Many people find the process surprisingly comforting. Having your music choices written down, knowing which photos you want used, deciding whether you would like flowers or donations, all of it takes weight off the people who love you. We are happy to sit with you, answer questions, and record your preferences without any obligation.
Start the conversation with Anton Brown Funerals
You do not need to arrive at our door with a plan. Most families do not. Our role is to ask the right questions and help you find the answers, including things you may not have considered that would have be the right fit for you.
We are an independent funeral director, which means we are not bound by the fixed packages or rigid formats that larger corporate providers rely on. If you have an idea, we will tell you honestly whether it is achievable and how to make it work. If you have a supplier you prefer, a florist, a caterer, or a particular musician, we are happy to coordinate with them as long as they can deliver on time.
When you are ready to talk, we are here. Contact the team at Anton Brown Funerals and let us help you create a farewell that genuinely reflects the person you have lost.
Personalised funeral FAQs
Does personalising a funeral make it significantly more expensive?
Not necessarily. Many of the most meaningful touches cost very little or nothing at all. A memory table, a handwritten message on the coffin, flowers from a home garden, a personally compiled photo slideshow, and a chosen playlist are all low-cost options. Where additional costs do apply, such as with printed order of service booklets or catering, we will always be transparent about pricing upfront so there are no surprises.
Can we personalise a funeral even when arrangements need to be made quickly?
Yes.

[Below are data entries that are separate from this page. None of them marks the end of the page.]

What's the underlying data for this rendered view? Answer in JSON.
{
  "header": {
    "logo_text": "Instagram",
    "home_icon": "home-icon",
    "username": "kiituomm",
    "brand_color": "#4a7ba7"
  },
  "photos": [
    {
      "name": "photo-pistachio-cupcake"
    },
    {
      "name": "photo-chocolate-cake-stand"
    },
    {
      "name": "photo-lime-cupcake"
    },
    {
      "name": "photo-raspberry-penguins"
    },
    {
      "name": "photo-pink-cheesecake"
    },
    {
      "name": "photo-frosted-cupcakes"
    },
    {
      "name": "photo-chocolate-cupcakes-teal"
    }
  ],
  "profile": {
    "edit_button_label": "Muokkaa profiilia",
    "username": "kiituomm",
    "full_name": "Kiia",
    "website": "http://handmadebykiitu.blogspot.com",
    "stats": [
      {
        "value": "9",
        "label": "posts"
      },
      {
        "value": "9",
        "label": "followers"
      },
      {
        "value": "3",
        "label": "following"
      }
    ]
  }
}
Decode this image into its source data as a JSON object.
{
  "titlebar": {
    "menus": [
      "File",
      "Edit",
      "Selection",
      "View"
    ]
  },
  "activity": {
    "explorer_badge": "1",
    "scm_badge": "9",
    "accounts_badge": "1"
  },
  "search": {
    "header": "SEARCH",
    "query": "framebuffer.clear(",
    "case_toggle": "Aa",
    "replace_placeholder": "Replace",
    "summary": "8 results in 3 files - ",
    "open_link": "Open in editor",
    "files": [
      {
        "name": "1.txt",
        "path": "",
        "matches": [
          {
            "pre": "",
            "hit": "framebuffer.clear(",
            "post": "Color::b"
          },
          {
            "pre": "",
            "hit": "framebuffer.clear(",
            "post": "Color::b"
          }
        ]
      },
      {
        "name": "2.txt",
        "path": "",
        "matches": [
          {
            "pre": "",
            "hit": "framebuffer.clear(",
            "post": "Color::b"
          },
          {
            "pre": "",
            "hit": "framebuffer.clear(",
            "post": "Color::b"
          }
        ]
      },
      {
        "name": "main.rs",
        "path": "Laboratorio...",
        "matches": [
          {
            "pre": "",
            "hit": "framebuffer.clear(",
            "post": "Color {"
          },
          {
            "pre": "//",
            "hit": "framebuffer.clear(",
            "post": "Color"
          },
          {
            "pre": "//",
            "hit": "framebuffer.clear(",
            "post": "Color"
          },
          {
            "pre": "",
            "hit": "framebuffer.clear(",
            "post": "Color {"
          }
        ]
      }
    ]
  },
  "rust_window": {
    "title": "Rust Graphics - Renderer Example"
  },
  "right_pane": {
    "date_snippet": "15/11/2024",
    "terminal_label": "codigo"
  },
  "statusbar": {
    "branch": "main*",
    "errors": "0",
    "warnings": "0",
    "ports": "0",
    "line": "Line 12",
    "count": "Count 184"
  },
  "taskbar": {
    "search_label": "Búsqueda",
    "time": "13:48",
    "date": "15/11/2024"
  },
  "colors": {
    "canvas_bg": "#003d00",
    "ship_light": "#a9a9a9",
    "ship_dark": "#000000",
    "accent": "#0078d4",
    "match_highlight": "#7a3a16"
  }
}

Most personalisation options, including music, photo slideshows, order of service booklets, and memory table items, can be organised within a very short timeframe. We have helped families incorporate meaningful personal touches even when a service has been arranged in under 48 hours. Just let us know what matters most and we will work around your timeline.
Can the service be held somewhere other than a funeral chapel?
Yes. Personalised funerals can take place in a variety of locations, including parks, private properties, sporting clubs, community halls, and other meaningful venues. We are not limited to a single chapel or venue. If there is a place that held significance for your loved one, it is worth raising with us. We will let you know what is practically possible and help you make it work.
What if we want to include a cultural or religious tradition that is less common?
We welcome it. We have experience working with families from a wide range of cultural and religious backgrounds and can accommodate traditions that may seem unusual to others. If there are specific requirements, the earlier you let us know the better, but we will always do our best regardless of timing.
Can children be involved in the service in a meaningful way?
Absolutely. Involving children appropriately can be one of the most comforting experiences for them and for the adults around them. Writing or drawing on the coffin, placing a flower, reading a short poem, or helping carry a memory table item are all gentle ways to include younger family members. We can suggest options based on the ages involved and the tone of the service.